犬や猫は自分で口の中を清潔に保つことが難しいため、さまざまな口腔内のトラブルが発生しやすいです。以下のような症状が見られる場合は、口腔外科の診察が必要です。
口臭が強く感じられる場合、歯周病や口内炎が原因となっている可能性があります。単なる口臭と見過ごさず、定期的な口腔チェックが大切です。
歯がぐらついたり、すでに抜け落ちている場合は、進行した歯周病や外傷が原因であることが多いです。特にシニアのペットでは、歯周病が進行しているケースが多く見られます。
よだれがいつもより多く出る場合、口内炎や歯の感染、異物の詰まりなどが考えられます。ペットが頻繁によだれを垂らす様子を見せるときは、口腔内に問題があるかもしれません。
食事中に痛がったり、食べ物を避けるようになった場合、歯の問題や口内の炎症が疑われます。特に固い食べ物を避けるようになった場合は、早急な診察が必要です。
歯茎が赤く腫れていたり、血が出る場合は、歯肉炎や口内炎、腫瘍が原因となっている可能性があります。特に進行した歯周病は全身の健康にも影響を及ぼすため、早期の対処が重要です。
犬や猫の歯周病は、歯垢や歯石が原因で歯肉や歯槽骨が炎症を起こす病気です。初期の歯肉炎を放置すると、やがて歯周病へ進行し、最悪の場合は歯が抜け落ちたり、口腔内の感染が全身に広がることもあります。定期的な歯石除去と歯磨きが予防の鍵です。
口の中に炎症が起こり、赤く腫れたり潰瘍ができる状態を口内炎と呼びます。特に猫では、ウイルス感染(FIVや猫カリシウイルスなど)により、口内炎が発生することがあります。

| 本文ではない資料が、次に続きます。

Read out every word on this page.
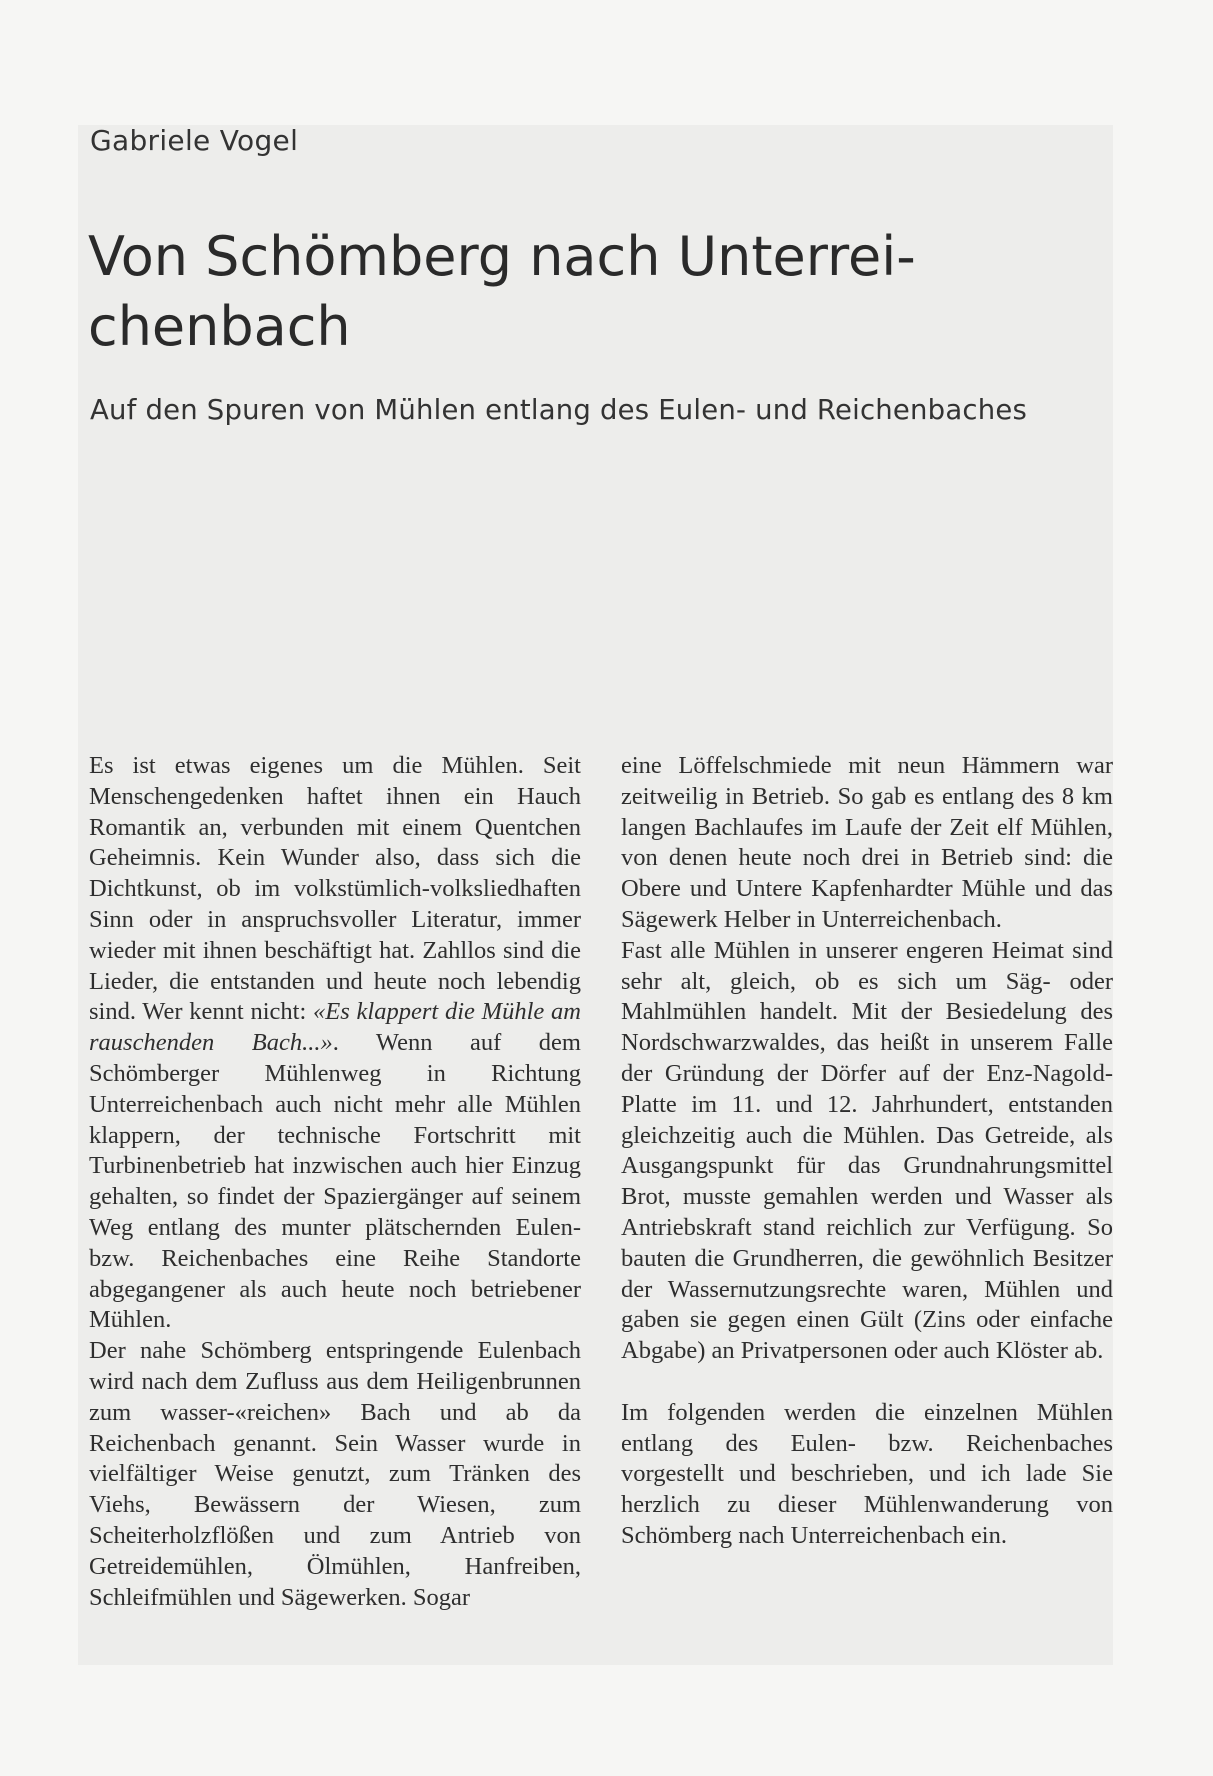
Gabriele Vogel
Von Schömberg nach Unterrei-chenbach
Auf den Spuren von Mühlen entlang des Eulen- und Reichenbaches

Es ist etwas eigenes um die Mühlen. Seit Menschengedenken haftet ihnen ein Hauch Romantik an, verbunden mit einem Quentchen Geheimnis. Kein Wunder also, dass sich die Dichtkunst, ob im volkstümlich-volksliedhaften Sinn oder in anspruchsvoller Literatur, immer wieder mit ihnen beschäftigt hat. Zahllos sind die Lieder, die entstanden und heute noch lebendig sind. Wer kennt nicht: «Es klappert die Mühle am rauschenden Bach...». Wenn auf dem Schömberger Mühlenweg in Richtung Unterreichenbach auch nicht mehr alle Mühlen klappern, der technische Fortschritt mit Turbinenbetrieb hat inzwischen auch hier Einzug gehalten, so findet der Spaziergänger auf seinem Weg entlang des munter plätschernden Eulen- bzw. Reichenbaches eine Reihe Standorte abgegangener als auch heute noch betriebener Mühlen.

Der nahe Schömberg entspringende Eulenbach wird nach dem Zufluss aus dem Heiligenbrunnen zum wasser-«reichen» Bach und ab da Reichenbach genannt. Sein Wasser wurde in vielfältiger Weise genutzt, zum Tränken des Viehs, Bewässern der Wiesen, zum Scheiterholzflößen und zum Antrieb von Getreidemühlen, Ölmühlen, Hanfreiben, Schleifmühlen und Sägewerken. Sogar

eine Löffelschmiede mit neun Hämmern war zeitweilig in Betrieb. So gab es entlang des 8 km langen Bachlaufes im Laufe der Zeit elf Mühlen, von denen heute noch drei in Betrieb sind: die Obere und Untere Kapfenhardter Mühle und das Sägewerk Helber in Unterreichenbach.

Fast alle Mühlen in unserer engeren Heimat sind sehr alt, gleich, ob es sich um Säg- oder Mahlmühlen handelt. Mit der Besiedelung des Nordschwarzwaldes, das heißt in unserem Falle der Gründung der Dörfer auf der Enz-Nagold-Platte im 11. und 12. Jahrhundert, entstanden gleichzeitig auch die Mühlen. Das Getreide, als Ausgangspunkt für das Grundnahrungsmittel Brot, musste gemahlen werden und Wasser als Antriebskraft stand reichlich zur Verfügung. So bauten die Grundherren, die gewöhnlich Besitzer der Wassernutzungsrechte waren, Mühlen und gaben sie gegen einen Gült (Zins oder einfache Abgabe) an Privatpersonen oder auch Klöster ab.

Im folgenden werden die einzelnen Mühlen entlang des Eulen- bzw. Reichenbaches vorgestellt und beschrieben, und ich lade Sie herzlich zu dieser Mühlenwanderung von Schömberg nach Unterreichenbach ein.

重症化すると痛みで食事ができなくなるため、早期治療が必要です。
硬いものをかじった際に歯が欠けたり、折れることがあります。特に犬は硬いおもちゃや骨をかじる際に、前歯や臼歯が折れることが多いです。歯が破損すると、その部分から感染が広がる可能性があるため、早めに治療を行うことが重要です。
口腔内にできる腫瘍は、良性のものから悪性のものまでさまざまです。腫瘍が見つかった場合、迅速な診断と手術による治療が必要です。悪性の場合は早期発見・早期治療が治癒の鍵となります。
歯や歯肉の中に液体がたまる嚢胞は、口腔内で膨らんで痛みや不快感を引き起こすことがあります。外科的に取り除く必要があることが多く、治療を遅らせると嚢胞が拡大する可能性があります。
歯や歯肉の状態を確認し、触診で腫れや異常な出血の有無をチェックします。定期的な口腔検診が重要です。
目に見えない歯根や顎の骨の状態を確認するために、レントゲン検査が行われます。歯周病の進行度や骨折の有無を確認するために有効です。
口腔内に異常な腫れや腫瘍が見つかった場合、細胞診や生検を行い、病理検査を通じて診断を確定します。
歯垢や歯石の蓄積が原因となる歯周病は、プロフェッショナルな歯石除去で治療が可能です。麻酔下でのスケーリングと、歯のクリーニングが行われ、ペットの口腔内の健康を保ちます。
進行した歯周病や歯が破折した場合、治療が不可能な歯を抜歯することが必要です。特に痛みがひどい場合や、歯の根元が感染している場合は、抜歯がペットにとって最適な選択肢です。
口腔内腫瘍や嚢胞が見つかった場合、外科的にそれを除去する手術が行われます。特に腫瘍は悪性の可能性があるため、早期の対応が重要です。
歯周病や口内炎などの軽度な炎症には、抗生物質や消炎剤が処方されることがあります。炎症を抑え、感染を広げないための予防的治療です。